Keith Curle: “When somebody accuses you of something you know is not right, then you are well within your rights to take it to court and win your case, which is what I did”
The Cobblers entertain Mansfield at the PTS Academy Stadium on Saturday, and it is a significant day for Town boss Keith Curle as he comes up against the club that gave him his first chance in football management.
It is also the club that sacked him in December, 2004, with Curle accused of ‘bullying and intimidating a youth team player’.
It was certainly an upsetting and low point in Curle’s footballing career, but it was also complete nonsense.
The former Manchester City and England defender always denied all of the accusations, and to prove it he took Mansfield Town and the chairman who sacked him, Keith Haslam, to court to clear his name.

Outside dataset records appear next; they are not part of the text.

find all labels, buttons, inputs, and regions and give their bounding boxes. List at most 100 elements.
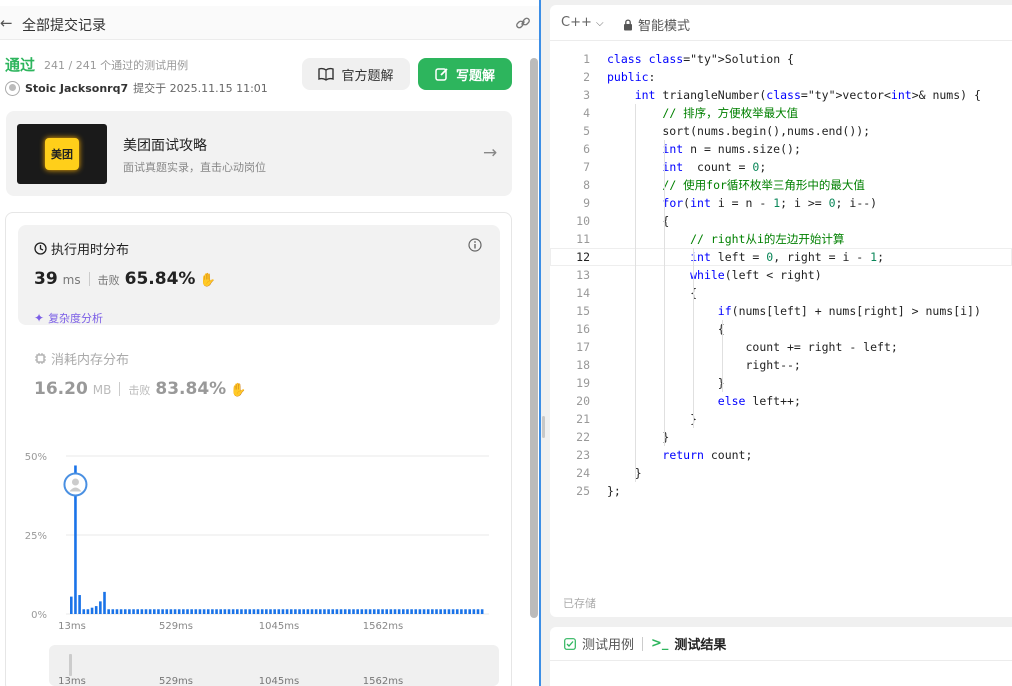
chart-bar[interactable]: [319, 609, 322, 614]
chart-bar[interactable]: [215, 609, 218, 614]
chart-bar[interactable]: [123, 609, 127, 614]
chart-bar[interactable]: [335, 609, 339, 614]
chart-bar[interactable]: [157, 609, 160, 614]
chart-bar[interactable]: [368, 609, 372, 614]
chart-bar[interactable]: [343, 609, 347, 614]
chart-bar[interactable]: [294, 609, 297, 614]
chart-bar[interactable]: [107, 609, 110, 614]
chart-bar[interactable]: [219, 609, 222, 614]
language-select[interactable]: C++ ⌵: [561, 15, 604, 30]
code-line[interactable]: 4 // 排序，方便枚举最大值: [550, 104, 1012, 122]
chart-bar[interactable]: [256, 609, 260, 614]
chart-bar[interactable]: [211, 609, 214, 614]
runtime-section[interactable]: 执行用时分布 39 ms 击败 65.84% ✋ ✦ 复杂度分析: [18, 225, 500, 325]
code-line[interactable]: 20 else left++;: [550, 392, 1012, 410]
chart-bar[interactable]: [82, 609, 86, 614]
chart-bar[interactable]: [269, 609, 272, 614]
chart-bar[interactable]: [460, 609, 463, 614]
complexity-analysis-link[interactable]: ✦ 复杂度分析: [34, 310, 103, 326]
chart-bar[interactable]: [86, 609, 90, 614]
chart-bar[interactable]: [360, 609, 364, 614]
chart-bar[interactable]: [443, 609, 447, 614]
chart-bar[interactable]: [169, 609, 173, 614]
chart-bar[interactable]: [397, 609, 401, 614]
chart-bar[interactable]: [161, 609, 164, 614]
chart-bar[interactable]: [115, 609, 119, 614]
promo-card[interactable]: 美团 美团面试攻略 面试真题实录，直击心动岗位 →: [6, 111, 512, 196]
code-line[interactable]: 21 }: [550, 410, 1012, 428]
panel-title[interactable]: 全部提交记录: [22, 15, 106, 35]
code-line[interactable]: 16 {: [550, 320, 1012, 338]
chart-bar[interactable]: [476, 609, 480, 614]
code-line[interactable]: 15 if(nums[left] + nums[right] > nums[i]…: [550, 302, 1012, 320]
username[interactable]: Stoic Jacksonrq7: [25, 82, 128, 95]
chart-bar[interactable]: [240, 609, 243, 614]
code-line[interactable]: 6 int n = nums.size();: [550, 140, 1012, 158]
code-line[interactable]: 10 {: [550, 212, 1012, 230]
avatar[interactable]: [5, 80, 20, 96]
chart-bar[interactable]: [236, 609, 239, 614]
code-line[interactable]: 17 count += right - left;: [550, 338, 1012, 356]
chart-bar[interactable]: [393, 609, 397, 614]
chart-bar[interactable]: [480, 609, 484, 614]
chart-bar[interactable]: [372, 609, 376, 614]
chart-bar[interactable]: [252, 609, 256, 614]
chart-bar[interactable]: [352, 609, 355, 614]
link-icon[interactable]: [514, 14, 532, 32]
chart-bar[interactable]: [248, 609, 252, 614]
chart-bar[interactable]: [385, 609, 388, 614]
chart-bar[interactable]: [447, 609, 451, 614]
chart-bar[interactable]: [298, 609, 301, 614]
chart-bar[interactable]: [78, 595, 81, 614]
chart-bar[interactable]: [111, 609, 115, 614]
chart-bar[interactable]: [472, 609, 476, 614]
code-line[interactable]: 14 {: [550, 284, 1012, 302]
chart-bar[interactable]: [381, 609, 384, 614]
chart-bar[interactable]: [99, 601, 102, 614]
chart-bar[interactable]: [356, 609, 359, 614]
chart-bar[interactable]: [144, 609, 148, 614]
chart-bar[interactable]: [182, 609, 185, 614]
chart-bar[interactable]: [414, 609, 418, 614]
chart-bar[interactable]: [94, 606, 98, 614]
chart-bar[interactable]: [198, 609, 202, 614]
code-line[interactable]: 11 // right从i的左边开始计算: [550, 230, 1012, 248]
official-solution-button[interactable]: 官方题解: [302, 58, 410, 90]
chart-bar[interactable]: [348, 609, 351, 614]
chart-bar[interactable]: [426, 609, 430, 614]
code-line[interactable]: 7 int count = 0;: [550, 158, 1012, 176]
chart-bar[interactable]: [281, 609, 285, 614]
chart-bar[interactable]: [464, 609, 467, 614]
code-line[interactable]: 24 }: [550, 464, 1012, 482]
code-line[interactable]: 19 }: [550, 374, 1012, 392]
chart-bar[interactable]: [435, 609, 438, 614]
chart-bar[interactable]: [327, 609, 330, 614]
chart-bar[interactable]: [422, 609, 426, 614]
chart-bar[interactable]: [227, 609, 231, 614]
chart-bar[interactable]: [289, 609, 293, 614]
chart-bar[interactable]: [206, 609, 210, 614]
chart-bar[interactable]: [194, 609, 198, 614]
chart-bar[interactable]: [302, 609, 305, 614]
code-line[interactable]: 2 public:: [550, 68, 1012, 86]
chart-bar[interactable]: [103, 591, 106, 614]
chart-bar[interactable]: [273, 609, 276, 614]
chart-bar[interactable]: [190, 609, 193, 614]
code-editor[interactable]: C++ ⌵ 智能模式 1 class class="ty">Solution {2…: [550, 5, 1012, 617]
chart-bar[interactable]: [223, 609, 227, 614]
tab-testresult[interactable]: >_ 测试结果: [651, 634, 726, 653]
chart-bar[interactable]: [90, 607, 94, 614]
chart-bar[interactable]: [306, 609, 310, 614]
chart-bar[interactable]: [364, 609, 368, 614]
chart-bar[interactable]: [285, 609, 289, 614]
chart-bar[interactable]: [418, 609, 422, 614]
chart-bar[interactable]: [431, 609, 434, 614]
tab-testcases[interactable]: 测试用例: [564, 634, 634, 653]
code-line[interactable]: 1 class class="ty">Solution {: [550, 50, 1012, 68]
chart-bar[interactable]: [389, 609, 393, 614]
chart-bar[interactable]: [153, 609, 156, 614]
code-line[interactable]: 13 while(left < right): [550, 266, 1012, 284]
chart-bar[interactable]: [148, 609, 152, 614]
chart-bar[interactable]: [468, 609, 471, 614]
memory-section[interactable]: 消耗内存分布 16.20 MB 击败 83.84% ✋: [34, 349, 246, 399]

And clear his name he did.
After a two-day court hearing, Judge Field QC cleared Curle of any wrongdoing, saying he had acted ‘appropriately, professionally and fairly’ at all times, and described Mansfield’s disciplinary process as a ‘sham’.
“It was disappointing it went to court, I won my court case, but unfortunately that doesn’t get highlighted as much,” said Curle, who was initially suspended in November, 2004, before being dismissed a month later.
“I think there were 18 points of order that went to court, and I won every single one of them.
“It is disappointing that you are starting your career and lose your job under accusations, and that you have to take it to court. But it was the right thing for me to do, to clear my name.
“If you are accused of something, you can do no more than take it to the appropriate avenue and you win every single point of order.”
Despite his complete innocence, what happened to Curle is the sort of thing that can severely damage a career, but he has successfully shrugged it off.
He took up the manager’s job at Chester City before his court case win in August, 2006, and has gone on to manage Torquay United, Notts County, Carlisle United and now the Cobblers, as well as being assistant manager to Neil Warnock at Crystal Palace and Queens Park Rangers.
Curle is obviously not happy with Haslam and what he did to him, but he has never let it eat away at him.
“I still see the previous owner in and around Sheffield, and the conversations are pretty short,” said Curle.
“It is one of those where I went to court, I knew I was right, and I knew they were wrong.
“To be honest, right from the outset they knew they were wrong, but that is the way football cub owners sometimes work.
“They know they are wrong but they go down that path and don’t really care about somebody’s name, and that their reputation is at stake.
“I have lost my job before and it’s not nice, but it is one of those things you accept if you have lost your job through not being able to gain enough points, or something else long those lines.
“You have to accept that when that happens, but when somebody accuses you of something you know is not right, then you are well within your rights to take it to court and win your case, which is what I did.
“I think I have learned a lot, and I have changed a lot as a manager and the person I was in my first job to what I am now.”
Although it was a difficult time for Curle, he has never held anything against Mansfield Town as a club, and says he still has ‘fond memories’ of his time at a ‘fantastic football club’.
The high point of his time at Field Mill was steering the Stags to the 2004 division three play-off final, controversially seeing off the Cobblers in the semi-final along the way, although they were beaten in the final by Huddersfield Town, losing a penalty shootout.
Mansfield are once again knocking on the promotion door this season, and an army of close to 1,500 of their supporters are expected in town this weekend to see their clash with the Cobblers.
Curle has nothing but admiration for those supporters, and the club as a whole.
“When I was at Mansfield the Stags fans were good supporters, and they were very vocal,” said the Cobblers boss.
“It culminated in us having a fantastic day out at the Millennium Stadium, and a great play-off final that had everything, and I very much enjoyed my time at the club.
“I was disappointed with how it ended, but I think a lot of the people that know me, knew the football club, know the truth, and that is the important thing for me.
“Mansfield is a fantastic football club, and when I go back there it is a place I have very fond memories of.”